After dinner, Fate caught a ride back to his “neighborhood” with Marvin, who returned occasionally to the shelter to help with the serving of the evening meal. Long before Lutie and Fate had arrived, Marvin had stayed at the shelter for nearly a year before finding work as a truck driver, a job that afforded him personal use of the truck and enough money to move into a shared apartment.
Back at Floy’s car, Fate found a package of cookies on the hood, his midnight snack. He and Lutie were regularly treated to gifts from their secret friend—fruit, doughnuts, packages of peanuts, candy bars, licorice. Once a flashlight, another time a tiny portable radio, but the reception was poor. And they had yet to see who delivered these treats to them.
But even cookies couldn’t help Fate tonight as he struggled to find sleep. He was uncomfortable on his first night without Lutie, and he couldn’t manage to let go of thoughts about Sam’s daughters.

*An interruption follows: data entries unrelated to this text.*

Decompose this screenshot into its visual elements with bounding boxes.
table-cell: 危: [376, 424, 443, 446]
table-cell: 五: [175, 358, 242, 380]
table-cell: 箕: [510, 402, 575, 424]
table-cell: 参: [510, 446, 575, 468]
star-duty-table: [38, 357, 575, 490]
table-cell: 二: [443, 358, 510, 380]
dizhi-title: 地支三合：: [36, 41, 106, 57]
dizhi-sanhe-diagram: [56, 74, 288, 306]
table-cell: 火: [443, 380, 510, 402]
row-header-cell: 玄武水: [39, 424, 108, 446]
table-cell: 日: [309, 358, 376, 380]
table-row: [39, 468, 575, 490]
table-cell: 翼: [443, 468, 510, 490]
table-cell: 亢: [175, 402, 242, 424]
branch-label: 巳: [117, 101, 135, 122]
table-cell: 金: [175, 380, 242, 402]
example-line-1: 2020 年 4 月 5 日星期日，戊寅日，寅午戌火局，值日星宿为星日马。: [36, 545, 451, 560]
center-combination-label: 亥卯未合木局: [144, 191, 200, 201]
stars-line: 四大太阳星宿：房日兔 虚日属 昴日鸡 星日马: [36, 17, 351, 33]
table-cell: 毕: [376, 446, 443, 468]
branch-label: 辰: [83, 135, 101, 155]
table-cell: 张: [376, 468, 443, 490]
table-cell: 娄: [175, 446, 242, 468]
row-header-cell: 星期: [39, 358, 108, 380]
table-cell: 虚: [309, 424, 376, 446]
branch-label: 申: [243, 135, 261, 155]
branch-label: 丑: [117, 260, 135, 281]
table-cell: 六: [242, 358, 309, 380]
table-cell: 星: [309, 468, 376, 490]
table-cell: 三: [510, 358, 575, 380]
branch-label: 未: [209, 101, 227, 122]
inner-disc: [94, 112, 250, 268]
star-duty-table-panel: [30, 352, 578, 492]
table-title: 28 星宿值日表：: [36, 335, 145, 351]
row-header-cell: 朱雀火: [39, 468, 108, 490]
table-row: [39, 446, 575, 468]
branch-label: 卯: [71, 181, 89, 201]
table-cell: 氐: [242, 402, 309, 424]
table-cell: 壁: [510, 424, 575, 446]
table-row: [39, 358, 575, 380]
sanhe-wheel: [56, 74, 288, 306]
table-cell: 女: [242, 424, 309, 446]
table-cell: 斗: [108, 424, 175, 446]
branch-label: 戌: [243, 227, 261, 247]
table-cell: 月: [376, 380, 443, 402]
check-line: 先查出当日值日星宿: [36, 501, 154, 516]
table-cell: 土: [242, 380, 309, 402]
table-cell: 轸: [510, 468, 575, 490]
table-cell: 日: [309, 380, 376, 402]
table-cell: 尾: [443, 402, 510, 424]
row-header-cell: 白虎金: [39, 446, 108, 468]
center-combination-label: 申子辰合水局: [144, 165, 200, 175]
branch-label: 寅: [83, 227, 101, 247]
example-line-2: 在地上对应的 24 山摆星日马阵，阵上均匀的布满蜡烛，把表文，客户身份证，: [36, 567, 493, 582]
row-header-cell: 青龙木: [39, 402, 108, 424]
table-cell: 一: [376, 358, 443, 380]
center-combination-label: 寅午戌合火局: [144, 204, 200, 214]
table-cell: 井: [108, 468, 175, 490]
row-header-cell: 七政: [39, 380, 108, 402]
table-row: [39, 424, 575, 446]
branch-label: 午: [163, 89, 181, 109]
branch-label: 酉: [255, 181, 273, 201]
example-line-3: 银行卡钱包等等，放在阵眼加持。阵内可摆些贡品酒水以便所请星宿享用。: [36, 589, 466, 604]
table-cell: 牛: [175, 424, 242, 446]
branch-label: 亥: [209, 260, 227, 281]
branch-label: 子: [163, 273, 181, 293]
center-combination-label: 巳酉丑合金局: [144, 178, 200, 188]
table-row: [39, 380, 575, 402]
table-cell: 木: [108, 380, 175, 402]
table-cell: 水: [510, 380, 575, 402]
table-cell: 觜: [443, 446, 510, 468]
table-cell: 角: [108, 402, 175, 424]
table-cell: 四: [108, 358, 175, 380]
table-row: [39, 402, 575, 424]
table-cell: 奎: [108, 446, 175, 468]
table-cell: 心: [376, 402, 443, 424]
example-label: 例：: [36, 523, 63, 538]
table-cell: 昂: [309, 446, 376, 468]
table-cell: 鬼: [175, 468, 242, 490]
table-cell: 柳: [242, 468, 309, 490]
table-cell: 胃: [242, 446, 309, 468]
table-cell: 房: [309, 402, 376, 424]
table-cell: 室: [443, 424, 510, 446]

He wondered if they’d get to stay together with the same family or if they’d be separated. And the story Lutie had told him about kids in foster care kept bad images of Emily and Ashley replaying behind his closed eyes.
Sometime around three, Fate was awakened with the urge to pee. He crawled out of the car, barefoot and wearing only jeans, and had just unzipped his fly when an excruciating pain struck the arch of his left foot.